魂魄回到肉身的瞬间,时宴安的额头上冒出些冷汗,身体不受控制的蜷缩起来微微颤抖。
兔子和刘姑娘带着时宴安寻了处安全的地方仔细照料。
一人一兔拿着寒序桐一股脑抛给自己的五颜六色的瓶子,焦急的翻找着能对症的丹药。
“这瓶子上什么字都没有,如何得知是治疗什么病症的。”刘姑娘捧着几个花花绿绿的瓶子有些不知所措。
兔子沉默一会儿,抱着视死如归的心态开始破罐子破摔。
“都喂进去吧,她敢放心给就表示这些都能吃。”
“对哦,有道理啊。”刘姑娘让时宴安靠在自己怀里,掰开时宴安紧闭的双唇强硬的把几枚黑不溜秋红不拉几的丹药一股脑儿的塞进嘴中。
“多喂几颗,好的快。”兔子递上几个瓶子,一个递一个喂配合默契。
直到地上出现十几瓶空空如也的瓷瓶之后,时宴安的脸色肉眼可见的红润起来。
时宴安幽幽转醒一撇头就看见了堆成小山的瓶子又是两眼一黑。
怪不得她觉得有些撑呢,敢情这两个热人把药当饭给自己吃。
不过,也算是误打误撞的让自己清醒过来。
“现在我们怎么办?”刘姑娘询问着时宴安。
时宴安靠在刘姑娘怀中尝试着动了动疼得麻木的身体。
啊,暂时废了。她想。
“先休息吧。”时宴安看着泪眼婆娑的刘姑娘,只觉得脸上有些湿润一会儿只能干巴巴的学着寒序桐说了句:“别怕。”
“对,他们那么厉害,是绝对不会让我们陷入危险的,吼吼。”
时宴安让刘姑娘把自己松开,让自己靠在一处,周围有寒序桐设立的结界,只要不作死出去就会一直安全。
暴乱还在继续,人们拿起一切可用来取人性命的东西朝着那男子打去。因为没有找到那三个狼心狗肺的神仙现下只能拿他来开刀。

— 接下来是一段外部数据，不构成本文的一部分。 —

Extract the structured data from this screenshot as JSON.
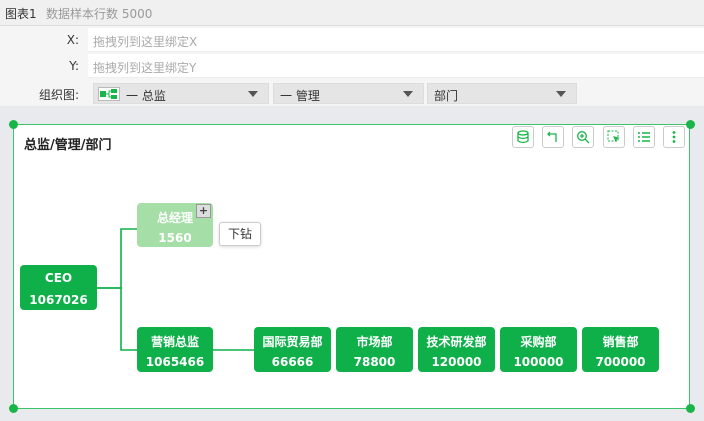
{
  "header": {
    "chart_title": "图表1",
    "sample_info": "数据样本行数 5000"
  },
  "shelves": {
    "x": {
      "label": "X:",
      "placeholder": "拖拽列到这里绑定X"
    },
    "y": {
      "label": "Y:",
      "placeholder": "拖拽列到这里绑定Y"
    },
    "org": {
      "label": "组织图:",
      "fields": [
        "一  总监",
        "一  管理",
        "部门"
      ]
    }
  },
  "chart": {
    "title": "总监/管理/部门",
    "toolbar": [
      "database-icon",
      "undo-icon",
      "zoom-in-icon",
      "select-icon",
      "list-icon",
      "more-icon"
    ],
    "drill_label": "下钻",
    "plus_label": "+"
  },
  "chart_data": {
    "type": "org-tree",
    "root": {
      "name": "CEO",
      "value": 1067026
    },
    "children": [
      {
        "name": "总经理",
        "value": 1560,
        "collapsed": true
      },
      {
        "name": "营销总监",
        "value": 1065466,
        "children": [
          {
            "name": "国际贸易部",
            "value": 66666
          },
          {
            "name": "市场部",
            "value": 78800
          },
          {
            "name": "技术研发部",
            "value": 120000
          },
          {
            "name": "采购部",
            "value": 100000
          },
          {
            "name": "销售部",
            "value": 700000
          }
        ]
      }
    ],
    "colors": {
      "node": "#0fb04a",
      "collapsed_node": "#a5dfa7",
      "link": "#0fb04a"
    }
  }
}
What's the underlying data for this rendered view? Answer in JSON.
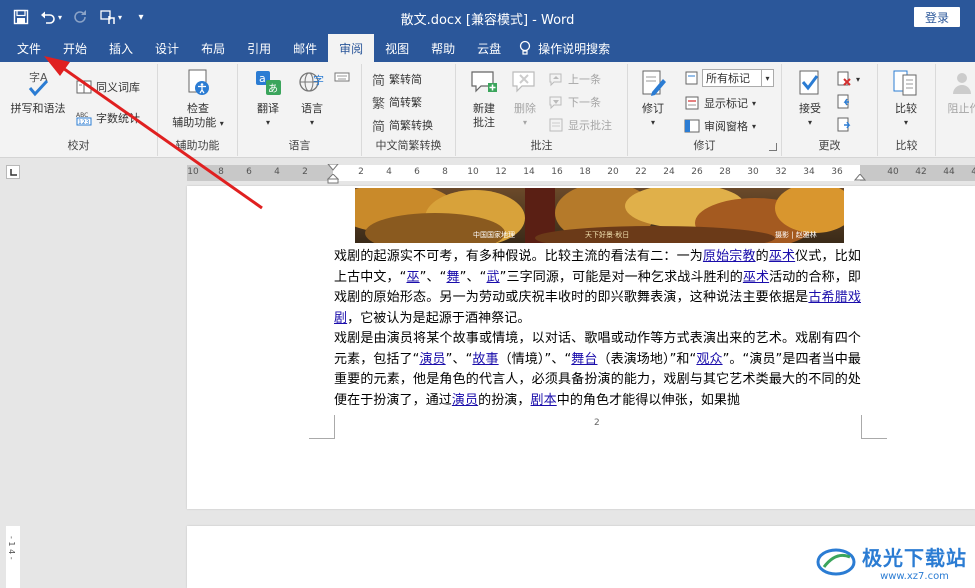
{
  "titlebar": {
    "document_title": "散文.docx [兼容模式]  -  Word",
    "login_label": "登录",
    "qat_more": "▾"
  },
  "tabs": [
    {
      "label": "文件"
    },
    {
      "label": "开始"
    },
    {
      "label": "插入"
    },
    {
      "label": "设计"
    },
    {
      "label": "布局"
    },
    {
      "label": "引用"
    },
    {
      "label": "邮件"
    },
    {
      "label": "审阅"
    },
    {
      "label": "视图"
    },
    {
      "label": "帮助"
    },
    {
      "label": "云盘"
    }
  ],
  "active_tab": "审阅",
  "tell_me": "操作说明搜索",
  "ribbon": {
    "proofing": {
      "label": "校对",
      "spell_grammar": "拼写和语法",
      "thesaurus": "同义词库",
      "word_count": "字数统计"
    },
    "accessibility": {
      "label": "辅助功能",
      "check_line1": "检查",
      "check_line2": "辅助功能"
    },
    "language": {
      "label": "语言",
      "translate": "翻译",
      "language": "语言"
    },
    "chinese_conversion": {
      "label": "中文简繁转换",
      "to_traditional": "繁转简",
      "to_simplified": "简转繁",
      "convert": "简繁转换"
    },
    "comments": {
      "label": "批注",
      "new_line1": "新建",
      "new_line2": "批注",
      "delete": "删除",
      "previous": "上一条",
      "next": "下一条",
      "show": "显示批注"
    },
    "tracking": {
      "label": "修订",
      "track_changes": "修订",
      "markup_select": "所有标记",
      "show_markup": "显示标记",
      "reviewing_pane": "审阅窗格"
    },
    "changes": {
      "label": "更改",
      "accept": "接受"
    },
    "compare": {
      "label": "比较",
      "compare": "比较"
    },
    "protect": {
      "block": "阻止作"
    }
  },
  "ruler": {
    "left_numbers": [
      "10",
      "8",
      "6",
      "4",
      "2"
    ],
    "right_numbers": [
      "2",
      "4",
      "6",
      "8",
      "10",
      "12",
      "14",
      "16",
      "18",
      "20",
      "22",
      "24",
      "26",
      "28",
      "30",
      "32",
      "34",
      "36"
    ],
    "far_numbers": [
      "40",
      "42",
      "44",
      "46"
    ]
  },
  "vruler_label": "- 1 4 -",
  "document": {
    "image_caption_left": "中国国家地理",
    "image_caption_mid": "天下好景·秋日",
    "image_caption_right": "摄影 | 赵雅林",
    "p1": [
      {
        "t": "戏剧的起源实不可考，有多种假说。比较主流的看法有二：一为"
      },
      {
        "t": "原始宗教",
        "link": true
      },
      {
        "t": "的"
      },
      {
        "t": "巫术",
        "link": true
      },
      {
        "t": "仪式，比如上古中文，“"
      },
      {
        "t": "巫",
        "link": true
      },
      {
        "t": "”、“"
      },
      {
        "t": "舞",
        "link": true
      },
      {
        "t": "”、“"
      },
      {
        "t": "武",
        "link": true
      },
      {
        "t": "”三字同源，可能是对一种乞求战斗胜利的"
      },
      {
        "t": "巫术",
        "link": true
      },
      {
        "t": "活动的合称，即戏剧的原始形态。另一为劳动或庆祝丰收时的即兴歌舞表演，这种说法主要依据是"
      },
      {
        "t": "古希腊戏剧",
        "link": true
      },
      {
        "t": "，它被认为是起源于酒神祭记。"
      }
    ],
    "p2": [
      {
        "t": "戏剧是由演员将某个故事或情境，以对话、歌唱或动作等方式表演出来的艺术。戏剧有四个元素，包括了“"
      },
      {
        "t": "演员",
        "link": true
      },
      {
        "t": "”、“"
      },
      {
        "t": "故事",
        "link": true
      },
      {
        "t": "（情境）”、“"
      },
      {
        "t": "舞台",
        "link": true
      },
      {
        "t": "（表演场地）”和“"
      },
      {
        "t": "观众",
        "link": true
      },
      {
        "t": "”。“演员”是四者当中最重要的元素，他是角色的代言人，必须具备扮演的能力，戏剧与其它艺术类最大的不同的处便在于扮演了，通过"
      },
      {
        "t": "演员",
        "link": true
      },
      {
        "t": "的扮演，"
      },
      {
        "t": "剧本",
        "link": true
      },
      {
        "t": "中的角色才能得以伸张，如果抛"
      }
    ],
    "page_number": "2"
  },
  "watermark": {
    "brand": "极光下载站",
    "url": "www.xz7.com"
  },
  "colors": {
    "word_blue": "#2b579a",
    "arrow_red": "#e02020",
    "link_blue": "#1a0dab"
  }
}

这人也怪能忍的,都被打成这样了还不拿出真本事来应付。许是觉得还有回转的余地。
不,不会有了。被真相冲昏头脑的人们在短时间内不会听进任何与真相背道而驰的话术。
有人一下子用锄头挥在那人的后脑勺上,那男子立马倒地没了声响。
“死了?”其中一个人上前用木棍用力戳了几下,地上的人双眼紧闭任凭怎么动作都没有声响。
咔,咔,咔,咔———
是骨头断裂的声音,原本没了声响的人以一种极其诡异的姿态站了起来,人人察觉到不对劲纷纷散开。
男子站定后用充满血丝的眼白‘看’着这帮愚昧的村民,最后粲然一笑张开的大嘴占据了大半张脸,尖细的牙齿密密麻麻的在嘴中排列开来。

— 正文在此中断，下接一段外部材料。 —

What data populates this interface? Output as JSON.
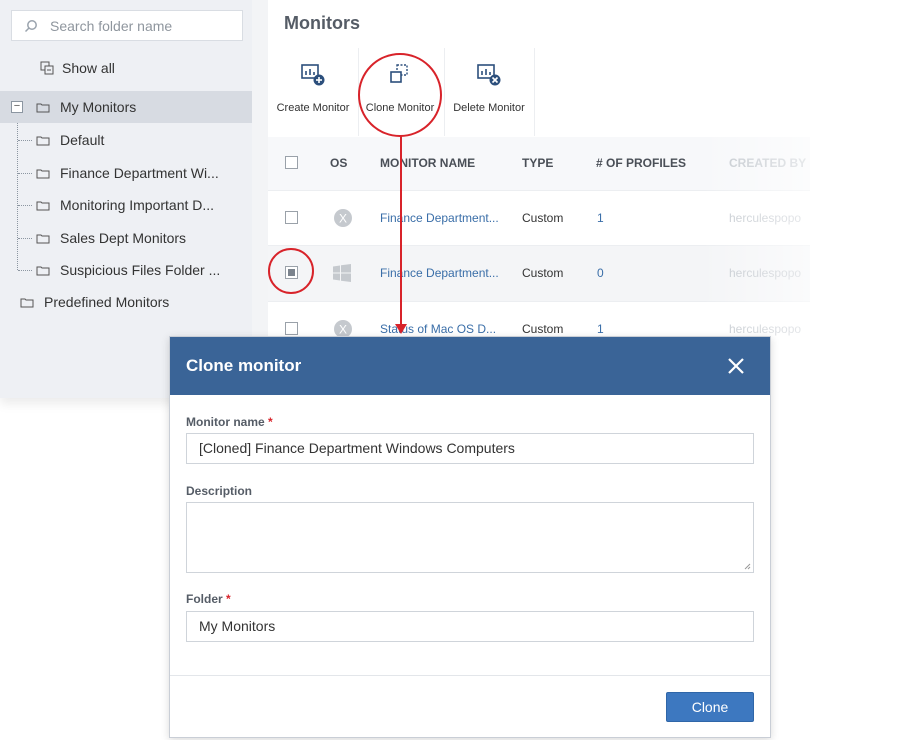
{
  "sidebar": {
    "search_placeholder": "Search folder name",
    "show_all": "Show all",
    "root": "My Monitors",
    "folders": [
      "Default",
      "Finance Department Wi...",
      "Monitoring Important D...",
      "Sales Dept Monitors",
      "Suspicious Files Folder ..."
    ],
    "predefined": "Predefined Monitors"
  },
  "main": {
    "title": "Monitors",
    "toolbar": {
      "create": "Create Monitor",
      "clone": "Clone Monitor",
      "delete": "Delete Monitor"
    },
    "table": {
      "headers": {
        "os": "OS",
        "name": "MONITOR NAME",
        "type": "TYPE",
        "profiles": "# OF PROFILES",
        "created_by": "CREATED BY"
      },
      "rows": [
        {
          "os_icon": "mac-x-icon",
          "name": "Finance Department...",
          "type": "Custom",
          "profiles": "1",
          "created_by": "herculespopo",
          "checked": false
        },
        {
          "os_icon": "windows-icon",
          "name": "Finance Department...",
          "type": "Custom",
          "profiles": "0",
          "created_by": "herculespopo",
          "checked": true
        },
        {
          "os_icon": "mac-x-icon",
          "name": "Status of Mac OS D...",
          "type": "Custom",
          "profiles": "1",
          "created_by": "herculespopo",
          "checked": false
        }
      ]
    }
  },
  "dialog": {
    "title": "Clone monitor",
    "monitor_name_label": "Monitor name",
    "monitor_name_value": "[Cloned] Finance Department Windows Computers",
    "description_label": "Description",
    "description_value": "",
    "folder_label": "Folder",
    "folder_value": "My Monitors",
    "required_mark": "*",
    "clone_button": "Clone"
  },
  "colors": {
    "header_blue": "#3a6497",
    "primary_button": "#3d78c0",
    "link": "#3a6ea8",
    "annotation_red": "#d8232a"
  }
}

“妖怪,妖怪!”人们没有了刚才怒气腾天的架势纷纷丢下手中的利器四散逃离。
之间这男人口中涌出无数黑色的婴灵,张牙舞爪的朝逃命的村民奔去,啃食,撕咬。
看完全过程的时宴安:……怎么还有异形呢?
时宴安看着寒序桐和时砚寻二人,这二人也在看自己。她知道这是要自己做决断,救还是不救。
不救。这是时宴安的答案。
镜像本来就是难以定义的,况且本体的灵魂都快投胎两轮了。万一他们逃出去后找本体依附或是将本体取而代之,这样的话带来的麻烦接二连三,倒不如利用这个人将镜像消灭,这样也好对付不至于乏力。
“现下要出去的话可就难了,但也并不是毫无办法。”寒序桐将刘姑娘收进衣袖中,对还没有想明白的刘姑娘嘱托到:“找准机会从这里逃出去,出去后一定要尽快吧房中的铜镜摔碎。”
“我知道了,国师大人。”刘姑娘明白了寒序桐的意思,全神贯注的从这一小方天地中凝视着,等待机会来临。
“你需要这个。”时宴安掏出了从林府顺来的铜镜,这是回去的关键。被收服的三个亡魂被封印在一根寒序桐的一根铜钗之中,只要他们打开铜镜首先把刘姑娘送出去。
让三个亡魂开启通道的代价很简单,寒序桐和他们协商之后答应亲自将他们送进地府,因为还未来的谋害性命所以跟下边的说说就能投个人家,不用去畜生道,饿鬼道受苦。
具体要怎么办,还是那些神仙说了算。
婴灵吃饱后变得体型硕大,又争先恐后的钻进了那人的嘴中。顿时,冲天的煞气开始四处蔓延开来,影响着他们的心智。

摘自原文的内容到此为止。